FDA Cites Centra Health IRB
An investigator from FDA’s Baltimore district office found “objectionable conditions” during a September 1–14 inspection last year of the Centra Health Institutional Review Board (IRB) in Lynchburg, VA, CDRH said in December. The inspection was conducted under a program intended to ensure that data and information in submissions for investigational device exemptions, premarket approval, and 510(k)s are scientifically valid and accurate. The inspections are also meant to ensure that human subjects are protected from undue hazard or risk during the course of scientific investigations.
A November 20 warning letter said that violations cited in an FDA-483 included the following:
? Failure to conduct continuing review of research at least annually.
? Failure to ensure that the IRB reviews proposed research at a convened meeting at which a majority of the members are present.
? Failure to prepare and maintain adequate documentation of IRB activities, including minutes of IRB meetings.
? Failure to have adequate written procedures governing IRB functions and operations.
According to the letter, Centra’s responses were inadequate in that they didn’t give specific action plans for correcting the violations and preventing their recurrence and didn’t document any changes made. The IRB was given 15 days to provide written documentation of actions that have been taken or will be taken to correct the noted violations and prevent recurrence of similar violations.
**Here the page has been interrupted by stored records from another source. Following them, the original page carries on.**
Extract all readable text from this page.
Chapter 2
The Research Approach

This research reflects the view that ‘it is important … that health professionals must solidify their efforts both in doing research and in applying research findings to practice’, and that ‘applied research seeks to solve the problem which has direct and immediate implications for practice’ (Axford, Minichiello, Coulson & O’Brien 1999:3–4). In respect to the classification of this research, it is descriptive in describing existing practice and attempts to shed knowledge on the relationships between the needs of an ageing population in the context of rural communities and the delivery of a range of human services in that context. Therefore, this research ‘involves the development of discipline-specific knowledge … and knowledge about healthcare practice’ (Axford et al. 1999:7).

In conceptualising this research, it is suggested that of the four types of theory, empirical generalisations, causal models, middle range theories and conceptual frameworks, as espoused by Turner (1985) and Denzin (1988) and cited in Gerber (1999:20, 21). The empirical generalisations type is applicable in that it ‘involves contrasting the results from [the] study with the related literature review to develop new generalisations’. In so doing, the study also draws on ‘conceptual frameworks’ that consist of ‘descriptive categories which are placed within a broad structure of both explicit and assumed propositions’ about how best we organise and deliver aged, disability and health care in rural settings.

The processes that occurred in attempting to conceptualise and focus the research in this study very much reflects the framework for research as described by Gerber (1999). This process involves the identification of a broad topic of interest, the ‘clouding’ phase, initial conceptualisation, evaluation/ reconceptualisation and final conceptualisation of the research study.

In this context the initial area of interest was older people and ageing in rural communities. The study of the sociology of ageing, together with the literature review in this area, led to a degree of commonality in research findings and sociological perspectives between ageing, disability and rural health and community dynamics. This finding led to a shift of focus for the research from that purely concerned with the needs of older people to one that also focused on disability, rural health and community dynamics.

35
Medtronic Cardiac Rhythm Unit Gets Warning Letter
An FDA inspection last June at Medtronic’s Cardiac Rhythm Disease Management business unit in Mounds View, MN, found quality system violations in the firm’s manufacturing of implantable pacemakers and pacemaker leads. The agency recently posted a November 9 warning letter from its Minneapolis district office that says the violations included the following:
? Failure to establish and maintain adequate corrective and preventive action procedures to ensure consistent handling of investigations of the cause of nonconformities relating to product, processes, and the quality system, and identification of actions needed to correct and prevent recurrence of nonconforming product or other quality problems.
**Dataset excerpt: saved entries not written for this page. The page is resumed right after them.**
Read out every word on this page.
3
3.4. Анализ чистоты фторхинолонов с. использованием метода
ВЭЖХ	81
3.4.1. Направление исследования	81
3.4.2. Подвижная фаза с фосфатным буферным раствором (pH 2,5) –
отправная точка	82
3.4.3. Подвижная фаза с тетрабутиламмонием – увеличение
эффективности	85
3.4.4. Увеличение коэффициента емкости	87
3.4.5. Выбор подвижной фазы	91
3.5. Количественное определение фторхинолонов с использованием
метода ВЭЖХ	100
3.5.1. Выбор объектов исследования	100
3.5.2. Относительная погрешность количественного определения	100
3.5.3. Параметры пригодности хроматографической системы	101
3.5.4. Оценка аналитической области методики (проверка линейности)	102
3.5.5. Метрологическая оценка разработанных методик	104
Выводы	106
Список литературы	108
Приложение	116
? Failure to follow procedures for validating or verifying design changes before their implementation.
? Failure to implement procedures addressing documentation of corrective and preventive action activities.
? Failure to establish and maintain adequate design validation procedures to include risk analysis.
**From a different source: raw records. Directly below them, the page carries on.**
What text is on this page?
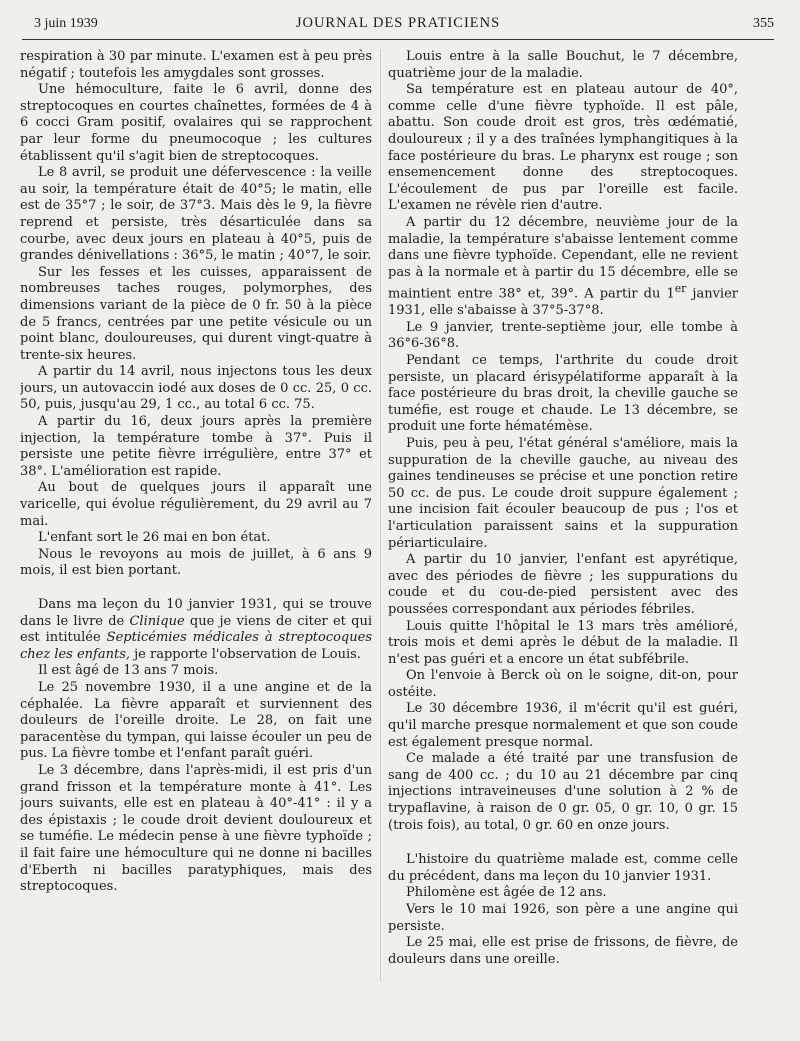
3 juin 1939	JOURNAL DES PRATICIENS	355

respiration à 30 par minute. L'examen est à peu près négatif ; toutefois les amygdales sont grosses.

Une hémoculture, faite le 6 avril, donne des streptocoques en courtes chaînettes, formées de 4 à 6 cocci Gram positif, ovalaires qui se rapprochent par leur forme du pneumocoque ; les cultures établissent qu'il s'agit bien de streptocoques.

Le 8 avril, se produit une défervescence : la veille au soir, la température était de 40°5; le matin, elle est de 35°7 ; le soir, de 37°3. Mais dès le 9, la fièvre reprend et persiste, très désarticulée dans sa courbe, avec deux jours en plateau à 40°5, puis de grandes dénivellations : 36°5, le matin ; 40°7, le soir.

Sur les fesses et les cuisses, apparaissent de nombreuses taches rouges, polymorphes, des dimensions variant de la pièce de 0 fr. 50 à la pièce de 5 francs, centrées par une petite vésicule ou un point blanc, douloureuses, qui durent vingt-quatre à trente-six heures.

A partir du 14 avril, nous injectons tous les deux jours, un autovaccin iodé aux doses de 0 cc. 25, 0 cc. 50, puis, jusqu'au 29, 1 cc., au total 6 cc. 75.

A partir du 16, deux jours après la première injection, la température tombe à 37°. Puis il persiste une petite fièvre irrégulière, entre 37° et 38°. L'amélioration est rapide.

Au bout de quelques jours il apparaît une varicelle, qui évolue régulièrement, du 29 avril au 7 mai.

L'enfant sort le 26 mai en bon état.

Nous le revoyons au mois de juillet, à 6 ans 9 mois, il est bien portant.

Dans ma leçon du 10 janvier 1931, qui se trouve dans le livre de Clinique que je viens de citer et qui est intitulée Septicémies médicales à streptocoques chez les enfants, je rapporte l'observation de Louis.

Il est âgé de 13 ans 7 mois.

Le 25 novembre 1930, il a une angine et de la céphalée. La fièvre apparaît et surviennent des douleurs de l'oreille droite. Le 28, on fait une paracentèse du tympan, qui laisse écouler un peu de pus. La fièvre tombe et l'enfant paraît guéri.

Le 3 décembre, dans l'après-midi, il est pris d'un grand frisson et la température monte à 41°. Les jours suivants, elle est en plateau à 40°-41° : il y a des épistaxis ; le coude droit devient douloureux et se tuméfie. Le médecin pense à une fièvre typhoïde ; il fait faire une hémoculture qui ne donne ni bacilles d'Eberth ni bacilles paratyphiques, mais des streptocoques.

Louis entre à la salle Bouchut, le 7 décembre, quatrième jour de la maladie.

Sa température est en plateau autour de 40°, comme celle d'une fièvre typhoïde. Il est pâle, abattu. Son coude droit est gros, très œdématié, douloureux ; il y a des traînées lymphangitiques à la face postérieure du bras. Le pharynx est rouge ; son ensemencement donne des streptocoques. L'écoulement de pus par l'oreille est facile. L'examen ne révèle rien d'autre.

A partir du 12 décembre, neuvième jour de la maladie, la température s'abaisse lentement comme dans une fièvre typhoïde. Cependant, elle ne revient pas à la normale et à partir du 15 décembre, elle se maintient entre 38° et, 39°. A partir du 1er janvier 1931, elle s'abaisse à 37°5-37°8.

Le 9 janvier, trente-septième jour, elle tombe à 36°6-36°8.

Pendant ce temps, l'arthrite du coude droit persiste, un placard érisypélatiforme apparaît à la face postérieure du bras droit, la cheville gauche se tuméfie, est rouge et chaude. Le 13 décembre, se produit une forte hématémèse.

Puis, peu à peu, l'état général s'améliore, mais la suppuration de la cheville gauche, au niveau des gaines tendineuses se précise et une ponction retire 50 cc. de pus. Le coude droit suppure également ; une incision fait écouler beaucoup de pus ; l'os et l'articulation paraissent sains et la suppuration périarticulaire.

A partir du 10 janvier, l'enfant est apyrétique, avec des périodes de fièvre ; les suppurations du coude et du cou-de-pied persistent avec des poussées correspondant aux périodes fébriles.

Louis quitte l'hôpital le 13 mars très amélioré, trois mois et demi après le début de la maladie. Il n'est pas guéri et a encore un état subfébrile.

On l'envoie à Berck où on le soigne, dit-on, pour ostéite.

Le 30 décembre 1936, il m'écrit qu'il est guéri, qu'il marche presque normalement et que son coude est également presque normal.

Ce malade a été traité par une transfusion de sang de 400 cc. ; du 10 au 21 décembre par cinq injections intraveineuses d'une solution à 2 % de trypaflavine, à raison de 0 gr. 05, 0 gr. 10, 0 gr. 15 (trois fois), au total, 0 gr. 60 en onze jours.

L'histoire du quatrième malade est, comme celle du précédent, dans ma leçon du 10 janvier 1931.

Philomène est âgée de 12 ans.

Vers le 10 mai 1926, son père a une angine qui persiste.

Le 25 mai, elle est prise de frissons, de fièvre, de douleurs dans une oreille.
? Failure to implement procedures for document control.
? Failure to establish and maintain adequate procedures for purchasing controls ensuring the type and extent of control to be exercised over the product.
The district office told Medtronic to take prompt action to correct violations addressed in the letter. It noted that company responses had promised corrective action but that several of the actions have not been completed. It said that the promised corrective actions appear to be adequate but a follow-up inspection will be needed to ensure that corrections are implemented and effective.
The letter also said that the inspection found deficiencies in MDRs, including failure to submit five reports within mandated time frames. Again, it said, the promised corrective actions appear to adequately address the deficiencies and will be evaluated during a follow-up inspection.